I fully expect that soon after the election, whether the Maverick wins or loses, he will make some statement that his press fans can assimilate as being an apology for his less-than-honorable campaign conduct. And they will then return to their favorite template about the Deeply Honorable Great American McCain, telling this portion of his story as the dark night of the soul for St. McCain.

And despite this departure from their regularly scheduled McCain adoration, the mainstream press has still been very willing to let Republican campaign pitches (e.g., Bill Ayers) drive their own coverage. They haven't cleaned up their act. But the multiple catastrophes of the last eight years of Republican rule have overwhelmed their idiotic narratives.

Specifically, the alarming turn of the economic crisis in mid-September focused the minds of voters on some very practical issues of economic health and opportunity. Eric Boehlert has a good analysis of this in Drudge unplugged: How his campaign influence has collapsed, Media Matters 10/21/08.

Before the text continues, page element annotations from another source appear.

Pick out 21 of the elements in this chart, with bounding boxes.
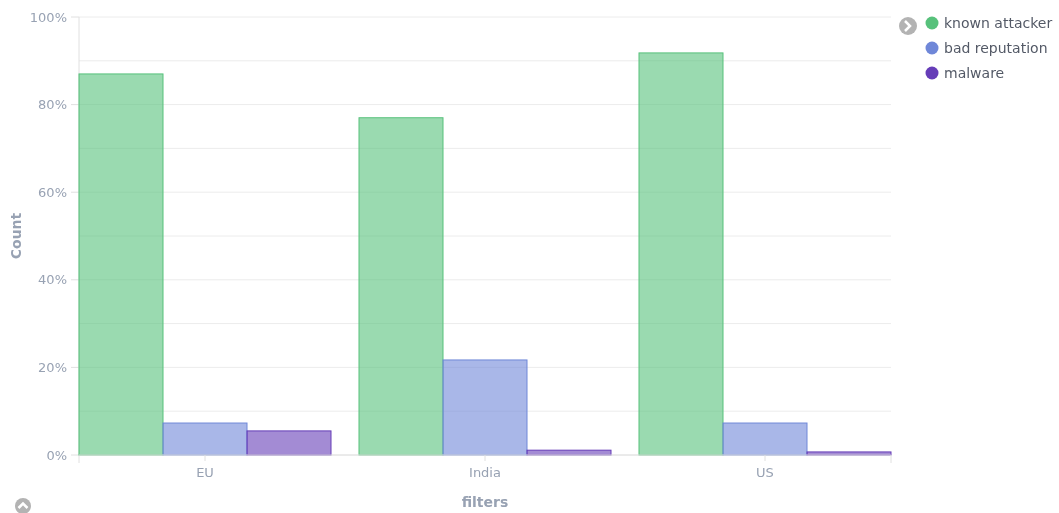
x-axis-title: filters <box>461 494 509 510</box>
y-tick-label: 60% <box>38 184 67 200</box>
y-tick-label: 20% <box>38 359 67 375</box>
y-axis-title: Count <box>8 212 24 260</box>
bar <box>246 430 332 456</box>
bar <box>442 359 528 456</box>
y-tick-label: 80% <box>38 97 67 113</box>
y-tick-label: 100% <box>29 9 67 25</box>
x-tick-label: India <box>469 465 501 480</box>
bar <box>358 117 444 456</box>
bar <box>722 422 808 456</box>
bar <box>78 73 164 456</box>
legend-label: known attacker <box>944 15 1053 31</box>
bar <box>638 52 724 456</box>
legend-label: bad reputation <box>944 40 1048 56</box>
legend-label: malware <box>944 65 1005 81</box>
y-tick-label: 0% <box>46 447 67 463</box>
y-tick-label: 40% <box>38 272 67 288</box>
bar <box>162 422 248 456</box>
x-tick-label: EU <box>196 465 214 480</box>
x-tick-label: US <box>756 465 774 480</box>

That mid-September lurch toward the catastrophic has meant that Obama will likely be able to get through the last week or so of the campaign without doing two things that otherwise could very well have been necessary: hitting hard on McCain's support of the Iraq War, and confronting the press dysfunction head-on. Both will haunt him during his Presidency.

On the Iraq War, he and Biden did not make a strong case that Cheney and Bush had created the disaster in Iraq and that it's still a disaster. Obama in particular often sounded as though he were more-or-less conceding that The Surge had "worked". This will make it easier for the pundits and the Republicans to spin a stab-in-the-back theory of why the Iraq War became such a disaster.

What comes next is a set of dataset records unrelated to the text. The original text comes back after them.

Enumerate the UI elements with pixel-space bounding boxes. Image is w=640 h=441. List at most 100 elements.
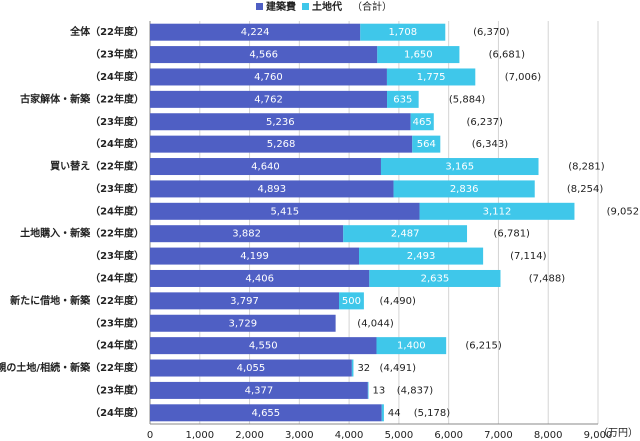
bar-segment: [351, 359, 354, 377]
x-tick-label: 5,000: [385, 430, 414, 441]
total-label: (5,884): [449, 94, 486, 105]
legend-swatch: [256, 3, 263, 10]
bar-segment: [376, 337, 447, 355]
value-label: 4,377: [245, 385, 274, 396]
value-label: 4,893: [257, 184, 286, 195]
bar-segment: [386, 68, 476, 86]
value-label: 1,650: [404, 50, 433, 61]
x-tick-label: 6,000: [434, 430, 463, 441]
bar-segment: [150, 381, 368, 399]
value-label: 465: [413, 117, 432, 128]
total-label: (7,488): [529, 273, 566, 284]
bar-segment: [150, 90, 388, 108]
bar-segment: [381, 404, 384, 422]
bar-segment: [412, 135, 441, 153]
total-label: (9,052): [607, 206, 640, 217]
bar-segment: [150, 247, 360, 265]
value-label: 3,797: [230, 296, 259, 307]
total-label: (4,044): [357, 318, 394, 329]
bar-segment: [150, 202, 420, 220]
total-label: (4,491): [380, 363, 417, 374]
y-tick-label: （24年度）: [90, 339, 144, 352]
bar-segment: [380, 158, 539, 176]
value-label: 4,224: [241, 27, 270, 38]
bar-segment: [367, 381, 369, 399]
total-label: (5,178): [414, 408, 451, 419]
bar-segment: [360, 23, 446, 41]
bar-segment: [150, 68, 387, 86]
total-label: (6,343): [472, 139, 509, 150]
bar-segment: [410, 113, 434, 131]
bar-segment: [339, 292, 364, 310]
y-tick-label: （24年度）: [90, 204, 144, 217]
bar-segment: [150, 292, 340, 310]
bar-segment: [150, 113, 411, 131]
value-label: 4,566: [249, 50, 278, 61]
x-tick-label: 9,000: [584, 430, 613, 441]
y-tick-label: （23年度）: [90, 249, 144, 262]
value-label: 3,165: [445, 162, 474, 173]
value-label: 2,836: [450, 184, 479, 195]
value-label: 4,655: [252, 408, 281, 419]
value-label: 5,236: [266, 117, 295, 128]
legend-label: 建築費: [265, 0, 296, 13]
total-label: (7,006): [505, 72, 542, 83]
bar-segment: [369, 269, 501, 287]
value-label: 2,487: [391, 229, 420, 240]
x-tick-label: 2,000: [235, 430, 264, 441]
x-tick-label: 7,000: [484, 430, 513, 441]
total-label: (8,281): [568, 162, 605, 173]
y-tick-label: 土地購入・新築（22年度）: [20, 227, 144, 240]
value-label: 500: [342, 296, 361, 307]
value-label: 5,268: [267, 139, 296, 150]
y-tick-label: （24年度）: [90, 271, 144, 284]
y-tick-label: （23年度）: [90, 48, 144, 61]
y-tick-label: （24年度）: [90, 70, 144, 83]
bar-segment: [150, 158, 381, 176]
value-label: 1,400: [397, 341, 426, 352]
total-label: (4,837): [397, 385, 434, 396]
y-tick-label: （24年度）: [90, 137, 144, 150]
value-label: 1,775: [417, 72, 446, 83]
total-label: (6,237): [466, 117, 503, 128]
bar-segment: [343, 225, 468, 243]
total-label: (4,490): [380, 296, 417, 307]
legend-swatch: [302, 3, 309, 10]
x-tick-label: 1,000: [185, 430, 214, 441]
bar-segment: [393, 180, 535, 198]
y-tick-label: （23年度）: [90, 383, 144, 396]
bar-segment: [150, 180, 394, 198]
bar-segment: [419, 202, 575, 220]
total-label: (6,781): [494, 229, 531, 240]
value-label: 4,640: [251, 162, 280, 173]
value-label: 2,635: [421, 273, 450, 284]
y-tick-label: （23年度）: [90, 316, 144, 329]
x-tick-label: 3,000: [285, 430, 314, 441]
total-label: (6,215): [465, 341, 502, 352]
bar-segment: [150, 46, 378, 64]
total-label: (6,681): [489, 50, 526, 61]
x-axis-label: （万円）: [598, 427, 638, 439]
bar-segment: [150, 135, 413, 153]
value-label: 3,882: [232, 229, 261, 240]
bar-segment: [387, 90, 419, 108]
value-label: 44: [388, 408, 401, 419]
y-tick-label: （23年度）: [90, 115, 144, 128]
y-tick-label: 古家解体・新築（22年度）: [20, 92, 144, 105]
legend-label: （合計）: [352, 0, 392, 13]
value-label: 3,729: [228, 318, 257, 329]
y-tick-label: 全体（22年度）: [69, 25, 144, 38]
bar-segment: [150, 404, 382, 422]
y-tick-label: 新たに借地・新築（22年度）: [10, 294, 144, 307]
total-label: (6,370): [473, 27, 510, 38]
value-label: 2,493: [407, 251, 436, 262]
bar-segment: [150, 269, 370, 287]
bar-segment: [150, 337, 377, 355]
x-tick-label: 4,000: [335, 430, 364, 441]
value-label: 1,708: [388, 27, 417, 38]
value-label: 4,762: [254, 94, 283, 105]
bar-segment: [150, 314, 336, 332]
value-label: 4,406: [245, 273, 274, 284]
value-label: 3,112: [483, 206, 512, 217]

I doubt that Obama and his people are expecting terribly favorable press. But there is every possibility that the Establishment press will treat him eventually like they treated the Clintons. Especially if he fails to follow the prescription that the pundits are already reciting as Accepted Wisdom: that he will have to abandon his health insurance plan and pretty much everything else because of "the financial crisis". And that instead he'll have to slash the domestic budget and concentrate on balancing the budget.

I'm hardly the first to notice it. But the fact that we take it for granted now that comedy shows are more likely to confront political figures with substantive questions than "quality" news organizations are is a sign of how bad the press situation is. One of the most telling pieces of commentary on this I've seen came from Alec Baldwin, who appeared with Sarah Palin in her Saturday Night Live debut, in Palin on SNL: What Did You Expect?Huffington Post.

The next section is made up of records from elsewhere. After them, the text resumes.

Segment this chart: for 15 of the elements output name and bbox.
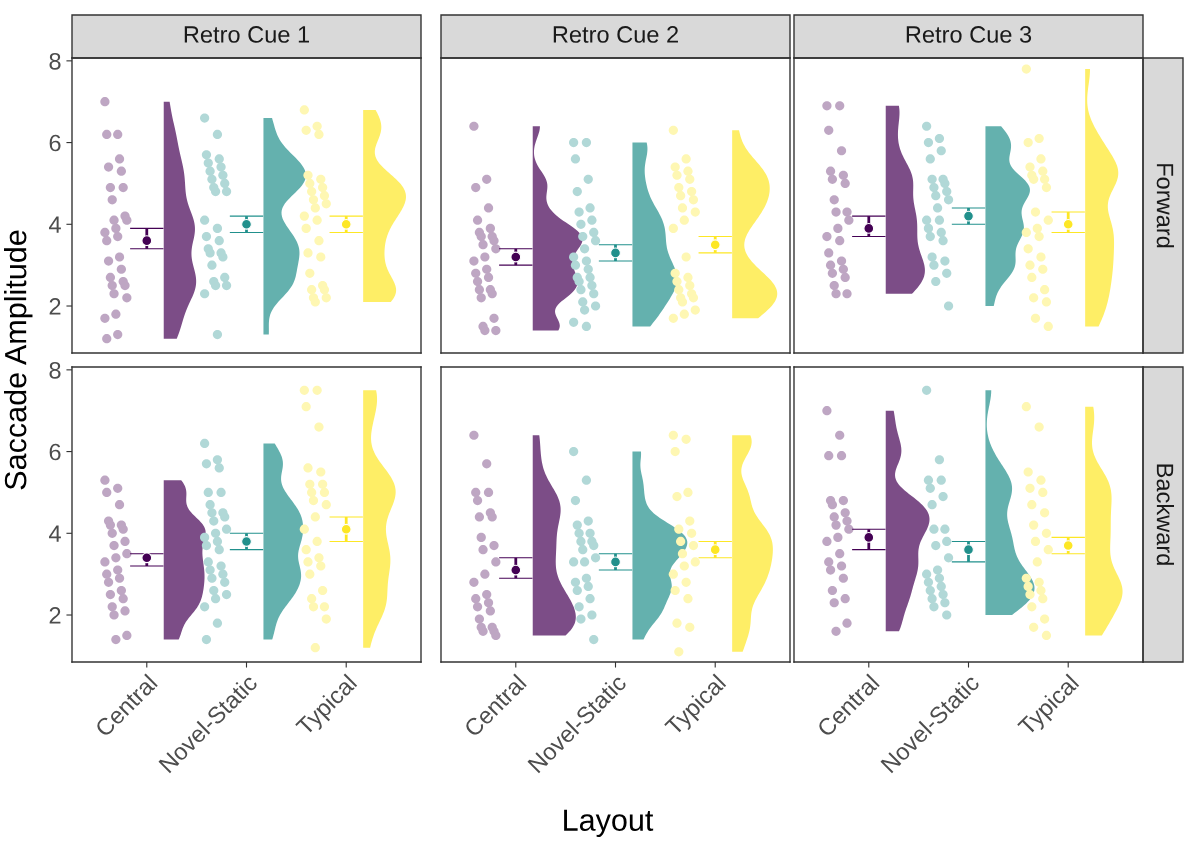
y-tick-label: 6	[49, 443, 61, 461]
x-axis-title: Layout	[564, 809, 654, 837]
y-tick-label: 4	[49, 216, 61, 233]
chart-title: Retro Cue 2	[553, 26, 678, 43]
y-tick-label: 2	[49, 607, 61, 624]
y-tick-label: 6	[49, 134, 61, 152]
y2-axis-title: Forward	[1156, 164, 1175, 248]
y-tick-label: 2	[49, 298, 61, 315]
chart-title: Retro Cue 1	[184, 26, 309, 43]
y2-axis-title: Backward	[1156, 464, 1175, 565]
y-axis-title: Saccade Amplitude	[4, 230, 33, 490]
chart-title: Retro Cue 3	[906, 26, 1032, 43]
y-tick-label: 8	[49, 52, 61, 70]
y-tick-label: 4	[49, 525, 61, 542]
y-tick-label: 8	[49, 361, 61, 379]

The "quality" press has been treating the SNL skits as news. So apparently some confused people complained that SNL was exercising bad news judgment having Palin on the show when they did. Baldwin writes:

Saturday Night Live is a comedy show. It's not Meet the Press. It doesn't "ask the tough questions" or "set the agenda." It attempts, with varying degrees of success, to make people laugh. That's it. ...

Several people decried SNL for giving her a spot on the show. You're kidding, right? The woman is the Vice Presidential nominee of one of the two major parties in this country. Don't put her on SNL? With all of her exposure and the Tina Fey performance? What reality are you in? [my emphasis]
At least the comedians can remember the difference between the news business and show business!